Okay so here's also my solution:

 int i = 0;
 int pairs = 0;

 while (i < array.length - 1) {
    if(array[i] == array[i + 1]) {
        pairs += 1;
        i += 2;
    } else {
        i++;
    }
 }

When a pair is found the index is incremented by two, this makes traversal a little bit faster. But the complexity is O(n) anyway.

Of course you run this after the array is sorted.

The secret is to stop reiterating. Cache data as it appears. You can use caching to reduce this into an O(nlogn) problem.

Pairs is very vague wording, so in the future a few more examples will clarify things you don't know a name to find answers for. You can use mathematics of Combinations to reduce the problem into O(n).

The wikipedia article is a bit obtuse to read, but the equation you're looking for is near the top:

n! / (k! * (n - k)!)

where ! indicates a factorial number, n indicates the amount of items to be combined (4 1s), and k indicates the amount of items per combination (2 for a pair). So substituting these values:

4! = 24
2! = 2
(4-2)! = 2
4!/(2!2!) = 24/4 = 6

Using this equation it can be reduced to O(n). Since factorials are used and the dataset is sorted, you can further improve performance by caching the result of the factorial call for future calls. Sorted input for a factorial function will have cache hits for nearly every lookup!

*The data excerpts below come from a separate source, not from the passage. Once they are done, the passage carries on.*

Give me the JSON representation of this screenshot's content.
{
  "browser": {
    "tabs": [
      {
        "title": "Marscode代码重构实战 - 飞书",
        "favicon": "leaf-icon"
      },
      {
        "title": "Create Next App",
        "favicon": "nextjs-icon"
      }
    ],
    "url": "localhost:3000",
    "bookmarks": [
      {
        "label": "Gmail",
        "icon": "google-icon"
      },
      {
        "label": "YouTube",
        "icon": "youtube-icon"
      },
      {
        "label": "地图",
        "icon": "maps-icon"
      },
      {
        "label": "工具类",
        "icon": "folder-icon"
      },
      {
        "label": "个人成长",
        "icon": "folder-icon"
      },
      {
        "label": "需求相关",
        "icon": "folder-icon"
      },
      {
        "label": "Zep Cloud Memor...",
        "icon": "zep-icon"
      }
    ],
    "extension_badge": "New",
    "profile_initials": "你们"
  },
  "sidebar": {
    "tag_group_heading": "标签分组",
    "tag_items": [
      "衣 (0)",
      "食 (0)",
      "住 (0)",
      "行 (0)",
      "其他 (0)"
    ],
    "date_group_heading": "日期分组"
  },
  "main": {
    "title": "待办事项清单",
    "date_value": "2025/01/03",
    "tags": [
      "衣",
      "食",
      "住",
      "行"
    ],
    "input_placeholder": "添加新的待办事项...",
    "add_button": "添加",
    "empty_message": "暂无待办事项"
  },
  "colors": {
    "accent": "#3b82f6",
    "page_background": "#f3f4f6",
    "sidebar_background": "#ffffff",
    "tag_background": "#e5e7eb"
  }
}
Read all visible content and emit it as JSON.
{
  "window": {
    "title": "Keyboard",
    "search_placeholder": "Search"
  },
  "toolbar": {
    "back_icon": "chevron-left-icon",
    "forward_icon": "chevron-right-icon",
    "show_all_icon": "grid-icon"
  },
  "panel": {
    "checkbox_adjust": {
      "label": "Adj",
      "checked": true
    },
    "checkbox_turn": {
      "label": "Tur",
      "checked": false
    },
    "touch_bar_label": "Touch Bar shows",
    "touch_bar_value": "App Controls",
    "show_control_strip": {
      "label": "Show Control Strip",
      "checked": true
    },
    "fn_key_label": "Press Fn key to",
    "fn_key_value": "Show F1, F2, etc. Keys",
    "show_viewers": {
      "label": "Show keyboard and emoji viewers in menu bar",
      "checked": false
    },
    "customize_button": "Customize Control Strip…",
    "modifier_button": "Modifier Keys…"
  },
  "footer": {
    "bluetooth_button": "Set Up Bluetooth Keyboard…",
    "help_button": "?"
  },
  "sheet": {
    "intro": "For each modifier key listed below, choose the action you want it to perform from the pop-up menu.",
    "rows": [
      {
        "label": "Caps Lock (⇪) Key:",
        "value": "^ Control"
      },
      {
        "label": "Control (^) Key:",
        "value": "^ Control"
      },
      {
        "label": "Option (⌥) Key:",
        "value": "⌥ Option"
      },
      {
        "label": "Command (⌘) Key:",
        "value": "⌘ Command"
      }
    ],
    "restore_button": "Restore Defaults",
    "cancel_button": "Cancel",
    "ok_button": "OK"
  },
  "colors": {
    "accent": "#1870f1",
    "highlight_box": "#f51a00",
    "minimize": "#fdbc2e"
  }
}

Caching may not be necessary if you are using python 3 as it uses a much more efficient algorithm to calculate factorials than python 2. Caching will reduce redundancy, however which may yield a good result on very large values.

An example of caching (memoization):

import math

class Cache(object):
    memos = dict()

    def factorial(self, n):
         if not n in self.memos:
             self.memos[n] = math.factorial(n)
         return self.memos[n]

How about:

    Arrays.sort(array);
    int counter = 0; 
    for(int i = 1; i<array.length; i++) {
        if(array[i] == array[i-1]) {
            counter++;
            ++i;
        }
    }
    return counter;

This is my way of doing this. Hope it will help somebody :)

static int foo(int[] ar) {      
    int count = 0;
    Arrays.sort(ar);
    for(int i = 0; i<ar.length-1;i++)
    {
            if(ar[i] == ar[i+1])
            {
                count ++;
                i++;
            }
    }
    return count;

}

Another way of doing it in O(n). You can count all the pairs as you scan along the array.

int countPairs(vector<int> arr) {
  int count = 0;
  int i = 0;
  while (i < arr.size()) {
    int j = i + 1;
    while (j < arr.size() && arr[j] == arr[i]) {
      count += j - i;
      j++;
    }
    i = j;
  }

  return count;
}

Runnable at - https://ideone.com/TFoZdv